Before you write your first novel, the task feels impossible. After you finish, you realize that not only is it possible, you must now embark on the whole experience again. Fortunately, while it may not get easier in the ways you want it to, each book project gives you a better idea of what to expect. Here are my biggest lessons from that first novel:
1. It’s not done
I used to say “the first time you think a final draft is done, you’re wrong.” Now I don’t claim to have any idea how many rounds it takes. It varies by project. Polishing your first draft is just the beginning. If you haven’t yet thought it was done at least once, you can assume it’s not done now.
2. Don’t get too attached
Anything I love too much seems destined for the chopping block. I’ve started to view my early-draft favorite scenes and chapters with a certain wistfulness, knowing I’ll probably cut them before the final draft. While I don’t believe in killing one’s darlings for the heck of it, I do believe in keeping a very open mind and a healthy amount of emotional detachment. You never know when your critique group will unanimously suggest deleting your favorite chapter.
3. It takes a village
Some people like to romanticize the solitary writer slaving away at the manuscript. Faulkner penning As I Lay Dying in six weeks during his shifts as a night watchmen provides a great example. Most of us mortals need outside critique for our manuscripts to reach their full potential. We lose perspective in the writing and editing weeds. Beta readers and critique partners provide fresh, objective eyes and keen insights that help us along the long road to the final draft.
4. Substantive rejections are a gift
Non-writers look at me funny when I celebrate a rejection, but I sincerely appreciate the personalized ones. They tell me I’m on the right track: something worked well enough for an agent or editor to take the time to write an email instead of copy-pasting a form response. The information in a personalized rejection can help inspire future revisions. The person writing it had no obligation to do me or my work any favors — but they did, and that gives me a nudge to keep at it.
5. It’s still not done
Once a manuscript is done for the first time, let those substantive rejections roll in. We can’t make changes based on every rejection — that’s just madness — but now is the time to look for common themes. Eventually a solution will emerge from the mists of our creative minds. That solution always comes in the form of new revisions — because it’s still not done.
6. Family will eventually stop asking about your writing
My family stopped asking about my fiction writing years ago. I don’t know if this is out of pity, lack of faith, or simply because the novelty has worn off. No matter. It’s quieter that way anyway. Better for writing.
7. No decision is permanent
Actually, this isn’t true. You could delete all your backups and take a magnet to your hard drive. That would be permanent. But failing willful destruction or extreme negligence (you are backing up your work, right?) no decision is irreversible. You can rewrite your book in a different point of view, add a point-of-view character, or cut large swaths of prose and safely tuck them away in another file. Get a little crazy. Experiment with something that might not work. You can always reverse course.
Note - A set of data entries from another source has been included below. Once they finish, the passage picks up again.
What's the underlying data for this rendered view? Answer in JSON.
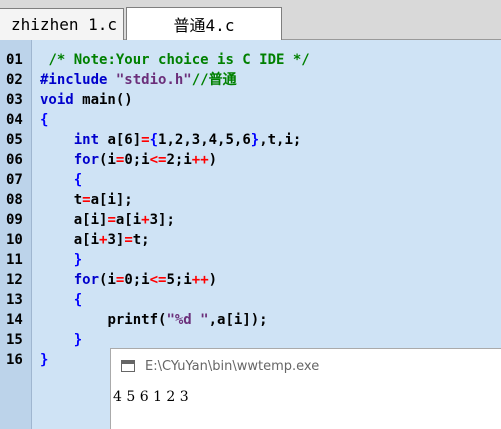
{
  "tabs": [
    {
      "label": "zhizhen 1.c",
      "active": false
    },
    {
      "label": "普通4.c",
      "active": true
    }
  ],
  "line_numbers": [
    "01",
    "02",
    "03",
    "04",
    "05",
    "06",
    "07",
    "08",
    "09",
    "10",
    "11",
    "12",
    "13",
    "14",
    "15",
    "16"
  ],
  "code": {
    "l01_comment": "/* Note:Your choice is C IDE */",
    "l02_directive": "#include ",
    "l02_string": "\"stdio.h\"",
    "l02_comment": "//普通",
    "l03_type": "void",
    "l03_rest": " main()",
    "l04_brace": "{",
    "l05_type": "int",
    "l05_a": " a[6]",
    "l05_eq": "=",
    "l05_brace_open": "{",
    "l05_vals": "1,2,3,4,5,6",
    "l05_brace_close": "}",
    "l05_rest": ",t,i;",
    "l06_kw": "for",
    "l06_a": "(i",
    "l06_eq": "=",
    "l06_b": "0;i",
    "l06_le": "<=",
    "l06_c": "2;i",
    "l06_inc": "++",
    "l06_d": ")",
    "l07_brace": "{",
    "l08_a": "t",
    "l08_eq": "=",
    "l08_b": "a[i];",
    "l09_a": "a[i]",
    "l09_eq": "=",
    "l09_b": "a[i",
    "l09_plus": "+",
    "l09_c": "3];",
    "l10_a": "a[i",
    "l10_plus": "+",
    "l10_b": "3]",
    "l10_eq": "=",
    "l10_c": "t;",
    "l11_brace": "}",
    "l12_kw": "for",
    "l12_a": "(i",
    "l12_eq": "=",
    "l12_b": "0;i",
    "l12_le": "<=",
    "l12_c": "5;i",
    "l12_inc": "++",
    "l12_d": ")",
    "l13_brace": "{",
    "l14_a": "printf(",
    "l14_str": "\"%d \"",
    "l14_b": ",a[i]);",
    "l15_brace": "}",
    "l16_brace": "}"
  },
  "console": {
    "title": "E:\\CYuYan\\bin\\wwtemp.exe",
    "output": "4 5 6 1 2 3"
  }
}
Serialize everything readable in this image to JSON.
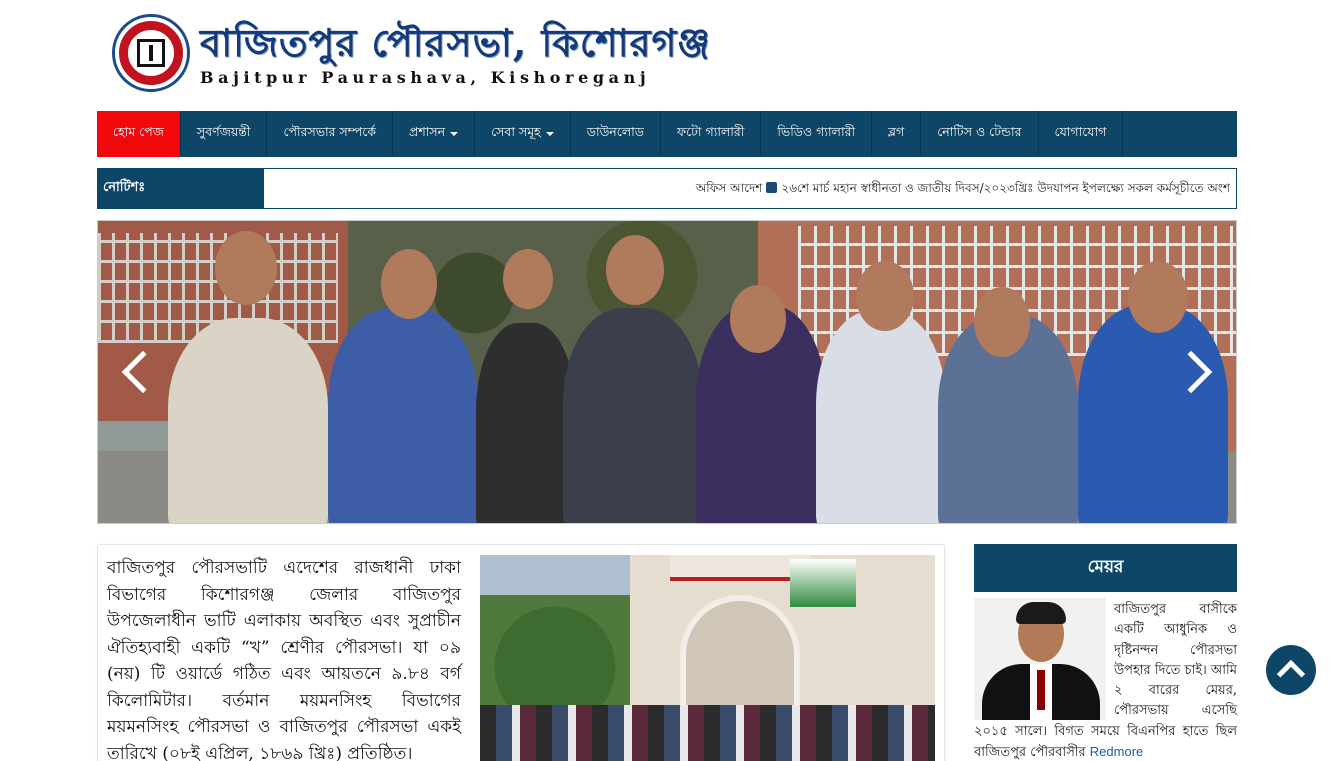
{
  "header": {
    "title_bn": "বাজিতপুর পৌরসভা, কিশোরগঞ্জ",
    "title_en": "Bajitpur Paurashava, Kishoreganj"
  },
  "nav": {
    "items": [
      {
        "label": "হোম পেজ",
        "active": true
      },
      {
        "label": "সুবর্ণজয়ন্তী"
      },
      {
        "label": "পৌরসভার সম্পর্কে"
      },
      {
        "label": "প্রশাসন",
        "dropdown": true
      },
      {
        "label": "সেবা সমূহ",
        "dropdown": true
      },
      {
        "label": "ডাউনলোড"
      },
      {
        "label": "ফটো গ্যালারী"
      },
      {
        "label": "ভিডিও গ্যালারী"
      },
      {
        "label": "ব্লগ"
      },
      {
        "label": "নোটিস ও টেন্ডার"
      },
      {
        "label": "যোগাযোগ"
      }
    ]
  },
  "notice": {
    "label": "নোটিশঃ",
    "item1": "অফিস আদেশ",
    "item2": "২৬শে মার্চ মহান স্বাধীনতা ও জাতীয় দিবস/২০২৩খ্রিঃ উদযাপন ইপলক্ষ্যে সকল কর্মসূচীতে অংশ"
  },
  "about": {
    "text": "বাজিতপুর পৌরসভাটি এদেশের রাজধানী ঢাকা বিভাগের কিশোরগঞ্জ জেলার বাজিতপুর উপজেলাধীন ভাটি এলাকায় অবস্থিত এবং সুপ্রাচীন ঐতিহ্যবাহী একটি “খ” শ্রেণীর পৌরসভা। যা ০৯ (নয়) টি ওয়ার্ডে গঠিত এবং আয়তনে ৯.৮৪ বর্গ কিলোমিটার। বর্তমান ময়মনসিংহ বিভাগের ময়মনসিংহ পৌরসভা ও বাজিতপুর পৌরসভা একই তারিখে (০৮ই এপ্রিল, ১৮৬৯ খ্রিঃ) প্রতিষ্ঠিত।"
  },
  "mayor": {
    "title": "মেয়র",
    "text": "বাজিতপুর বাসীকে একটি আধুনিক ও দৃষ্টিনন্দন পৌরসভা উপহার দিতে চাই। আমি ২ বারের মেয়র, পৌরসভায় এসেছি ২০১৫ সালে। বিগত সময়ে বিএনপির হাতে ছিল বাজিতপুর পৌরবাসীর",
    "more": "Redmore"
  },
  "colors": {
    "nav_bg": "#0e4668",
    "nav_active": "#f0080c",
    "link": "#1b5ba8"
  },
  "icons": {
    "slider_prev": "chevron-left-icon",
    "slider_next": "chevron-right-icon",
    "back_to_top": "chevron-up-icon"
  }
}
8. Don’t make any promises
When you start writing a new book, you never know where it will lead you. Try not to make black-and-white promises like “this time I won’t kill your favorite character” or “I’m going to make an outline and stick to it for this book.” Especially try to avoid any promises about how many drafts you’ll write or when the final one will truly be done. Because (see #1 and #5) even when you think it’s done, it probably won’t be (yet).